I have always liked the safety themed threads on here. I like hearing other peoples solutions, ideas, experiences on safety stuff.


----------



## fjmaverick (Sep 18, 2015)

LowHydrogen said:


> Just my opinion, but if a boat is big enough to "need" a bilge pump it should really have 2.


What if a boat needs 2 one in each ponson?
Should I have 4 lol


----------



## LowHydrogen (Dec 31, 2015)

fjmaverick said:


> What if a boat needs 2 one in each ponson?
> Should I have 4 lol


haha guess I deserved that. I just meant I think it's a good idea to have a bigger pump mounted high that doesn't get used for the day to day, that will quickly get you back down to a manageable amount of water. So it'd be 3 in your case...1 for each sponson and then the "uhh ohhh" pump mounted higher in the middle lol


----------



## fjmaverick (Sep 18, 2015)

Both of my pumps are on floats.
I like a switch mounted pump as well but Ive had a habit of turning them on then forgetting it and it burns up.

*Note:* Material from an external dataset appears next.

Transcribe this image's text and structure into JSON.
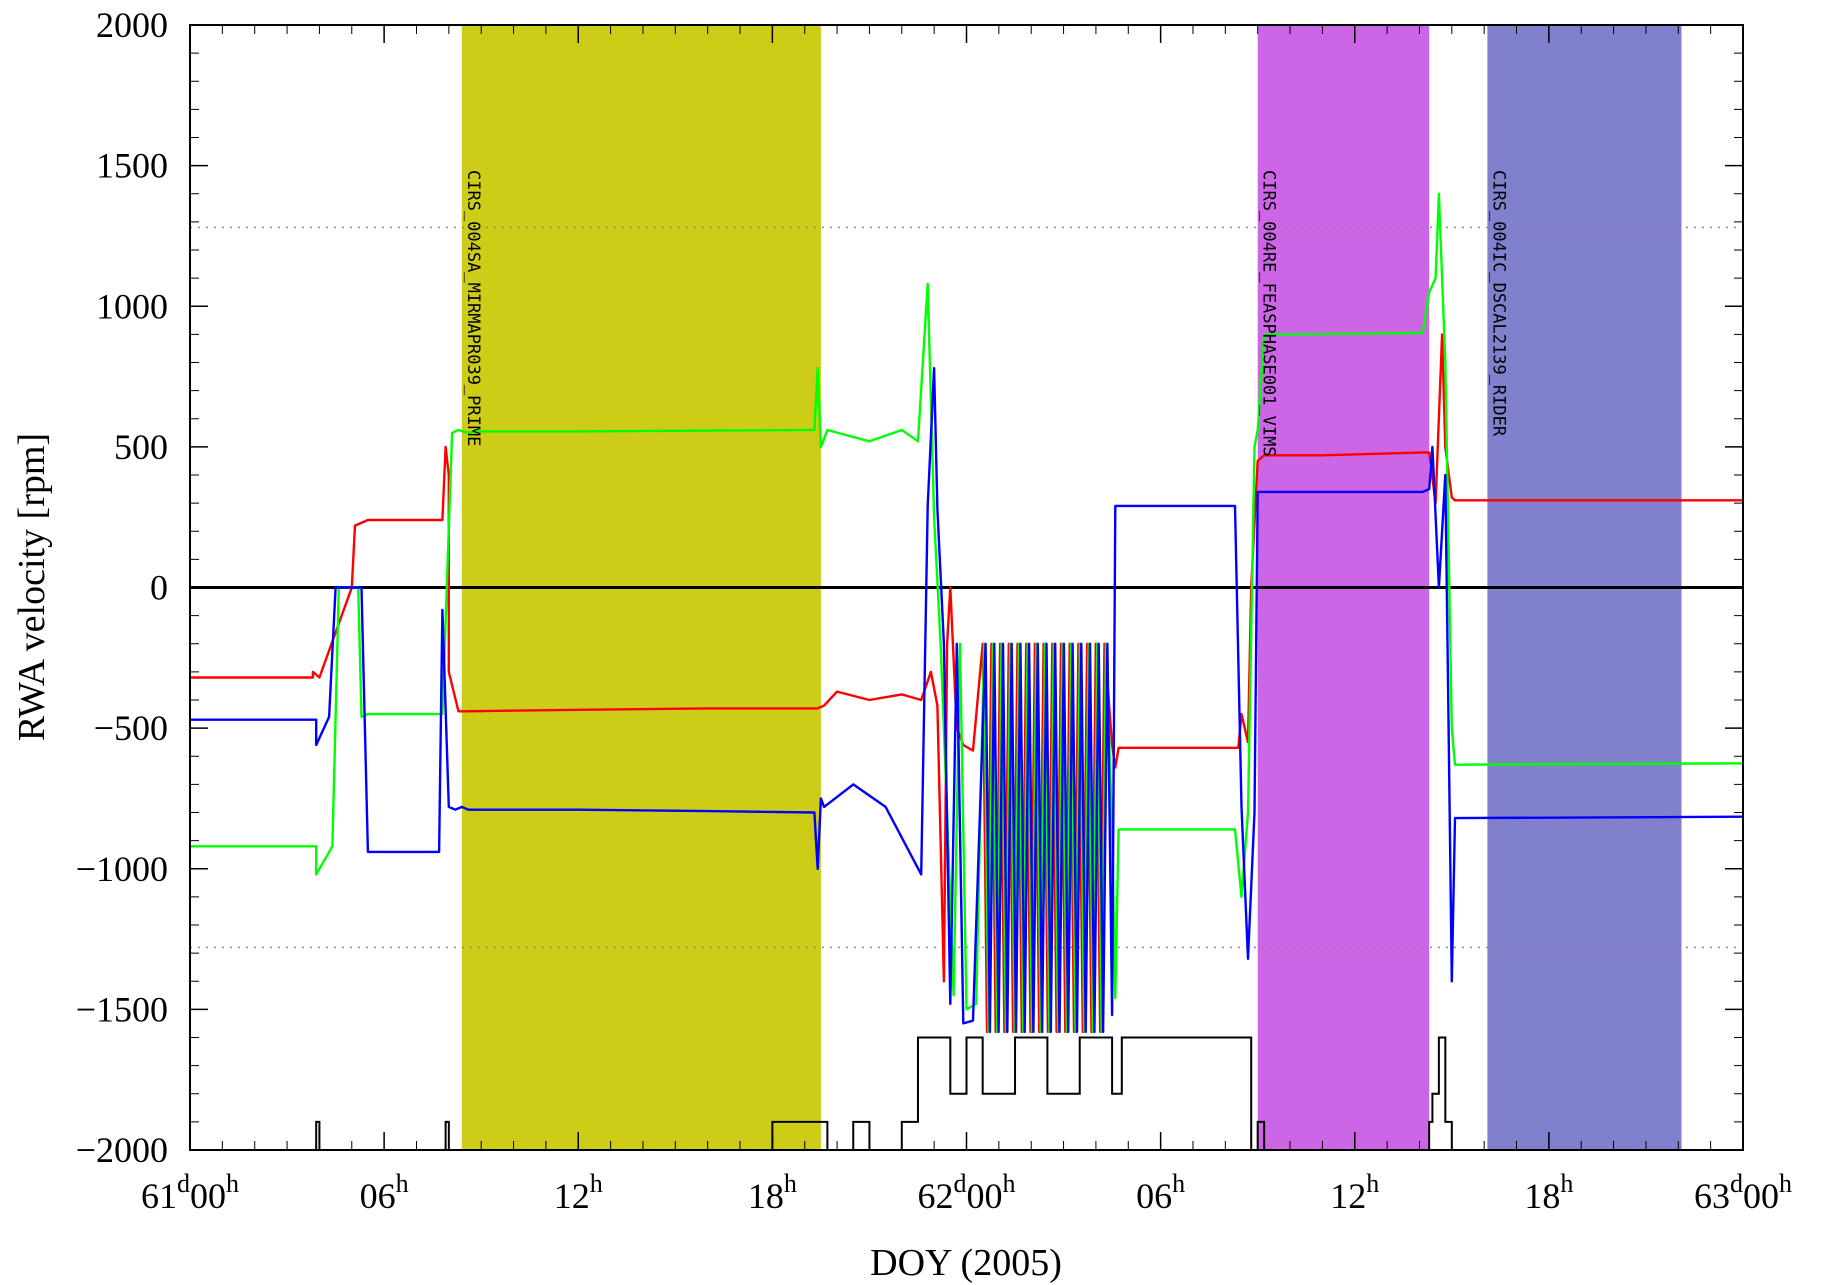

My middle uh oh pump is a hand pump. Dont ask me the gph.


----------



## yobata (Jul 14, 2015)

fjmaverick said:


> My middle uh oh pump is a hand pump. Dont ask me the gph.


Just need practice!


----------



## Indoman (Jul 25, 2013)

So what's the maximum gph you could use with he standard width hose/thru hull fitting? I would guess at some point you have to go with a larger hose to maximize water flow. I was going to go with a 1100 gph Rule pump but, is more better?

Can anyone recommend a brand other than a Rule? I've had them on several boats and they've worked ok.


----------



## Jason Cooper (Dec 6, 2016)

I upgraded from 3/4" hose and fittings to 1 1/8" hose and fittings when I installed the new pump.


----------